Rodzice maluchów uczęszczających do przedszkola w Pasymiu muszą mocno trzymać się za kieszeń. Firma cateringowa, która zapewnia dzieciom wyżywienie, podniosła dzienną stawkę z 12,50 zł do 17 złotych. Radny Aleksander Waś zastanawia się, czy w tej sytuacji dobrym pomysłem była rezygnacja gminy z prowadzenia własnej kuchni w placówce. Jego zdaniem, gdyby wciąż tam funkcjonowała, koszty byłyby zdecydowanie niższe, o czym świadczą przykłady innych samorządów.

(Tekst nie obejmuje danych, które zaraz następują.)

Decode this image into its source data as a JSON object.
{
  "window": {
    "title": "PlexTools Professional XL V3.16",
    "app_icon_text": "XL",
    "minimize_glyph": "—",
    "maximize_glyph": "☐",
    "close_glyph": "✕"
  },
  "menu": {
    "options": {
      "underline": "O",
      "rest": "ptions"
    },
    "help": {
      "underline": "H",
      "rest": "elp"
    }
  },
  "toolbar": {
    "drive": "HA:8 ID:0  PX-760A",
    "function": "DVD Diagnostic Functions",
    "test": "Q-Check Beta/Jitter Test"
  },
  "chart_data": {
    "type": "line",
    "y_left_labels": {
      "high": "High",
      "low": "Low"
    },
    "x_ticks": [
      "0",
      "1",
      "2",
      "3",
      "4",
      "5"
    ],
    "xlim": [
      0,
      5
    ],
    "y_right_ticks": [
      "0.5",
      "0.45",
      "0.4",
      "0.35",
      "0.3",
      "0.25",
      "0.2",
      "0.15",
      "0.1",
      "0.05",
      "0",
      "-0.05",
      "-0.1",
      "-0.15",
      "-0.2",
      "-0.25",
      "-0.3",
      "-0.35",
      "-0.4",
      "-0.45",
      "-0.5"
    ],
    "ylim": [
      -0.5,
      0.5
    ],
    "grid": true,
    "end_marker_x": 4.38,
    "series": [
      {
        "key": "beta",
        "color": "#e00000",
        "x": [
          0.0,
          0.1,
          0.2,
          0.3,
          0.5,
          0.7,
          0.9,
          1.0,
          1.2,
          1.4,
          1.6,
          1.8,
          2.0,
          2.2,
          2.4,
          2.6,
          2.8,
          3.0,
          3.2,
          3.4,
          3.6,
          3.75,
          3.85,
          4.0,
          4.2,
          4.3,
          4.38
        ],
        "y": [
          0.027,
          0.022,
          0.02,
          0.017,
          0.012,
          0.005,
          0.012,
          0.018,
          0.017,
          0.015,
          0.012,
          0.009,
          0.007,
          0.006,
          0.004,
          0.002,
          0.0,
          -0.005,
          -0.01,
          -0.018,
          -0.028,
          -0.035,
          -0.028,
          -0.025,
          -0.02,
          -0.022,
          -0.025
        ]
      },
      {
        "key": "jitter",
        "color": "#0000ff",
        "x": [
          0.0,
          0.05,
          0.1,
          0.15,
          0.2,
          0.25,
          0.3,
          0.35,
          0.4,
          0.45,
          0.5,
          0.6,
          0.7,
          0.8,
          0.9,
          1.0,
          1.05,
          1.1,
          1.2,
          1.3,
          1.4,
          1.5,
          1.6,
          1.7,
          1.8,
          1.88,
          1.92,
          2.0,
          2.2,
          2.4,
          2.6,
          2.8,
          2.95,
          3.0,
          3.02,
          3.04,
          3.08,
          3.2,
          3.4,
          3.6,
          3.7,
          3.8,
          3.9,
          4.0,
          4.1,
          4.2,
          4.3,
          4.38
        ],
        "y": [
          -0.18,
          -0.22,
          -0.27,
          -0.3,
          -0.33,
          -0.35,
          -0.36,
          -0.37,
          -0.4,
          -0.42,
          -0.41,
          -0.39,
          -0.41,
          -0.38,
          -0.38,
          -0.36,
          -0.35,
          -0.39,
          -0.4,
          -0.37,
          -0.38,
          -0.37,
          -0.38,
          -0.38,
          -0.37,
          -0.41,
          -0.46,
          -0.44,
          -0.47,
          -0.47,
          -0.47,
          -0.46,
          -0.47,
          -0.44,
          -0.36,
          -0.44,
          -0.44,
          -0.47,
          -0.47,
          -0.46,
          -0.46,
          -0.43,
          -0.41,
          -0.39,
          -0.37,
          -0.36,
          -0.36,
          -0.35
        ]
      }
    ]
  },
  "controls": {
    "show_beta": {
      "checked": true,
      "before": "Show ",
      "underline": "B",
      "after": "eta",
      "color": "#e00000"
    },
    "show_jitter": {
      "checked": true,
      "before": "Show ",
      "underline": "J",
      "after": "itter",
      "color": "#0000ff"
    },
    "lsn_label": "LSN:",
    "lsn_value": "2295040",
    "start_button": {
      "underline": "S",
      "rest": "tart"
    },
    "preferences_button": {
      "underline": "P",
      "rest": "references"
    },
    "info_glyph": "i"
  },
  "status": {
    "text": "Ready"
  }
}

Horrendalna podwyżka w przedszkolu
Burmistrz Cezary Łachmański przekonuje, że o likwidacji kuchni w przedszkolu zdecydowały względy ekonomiczne

DLACZEGO SAMI NIE ŻYWIMY NASZYCH DZIECI?

Do 2020 r. przedszkole w Pasymiu miało własną kuchnię. Wówczas dzienna stawka żywieniowa na przedszkolaka wynosiła 7,50 zł. Za tę opłatę dzieci miały zapewnione śniadanie, zupę oraz drugie danie. Po tym, jak gmina zrezygnowała z dalszego utrzymywania w placówce kuchni, wyżywieniem zajęła się miejscowa firma cateringowa. Wtedy koszt posiłków wzrósł do 12,50 zł za dzień. Wysoka inflacja, a także wzrost kosztów energii spowodowały, że teraz firma podniosła stawkę do 17 złotych. Zaniepokojeni skalą podwyżki rodzice zwrócili się z prośbą o interwencję do radnego Aleksandra Wasia, który poruszył sprawę na sesji Rady Miejskiej w ubiegłym tygodniu. Zwracał uwagę, że podniesienie stawki o 30% to zdecydowanie więcej, niż obecnie wynosi inflacja. Dawał też jasno do zrozumienia, że rezygnacja przez gminę z prowadzenia przedszkolnej kuchni była błędem.

 

 

Aby zapoznać się z pełną treścią artykułu zachęcamy
do wykupienia e-prenumeraty.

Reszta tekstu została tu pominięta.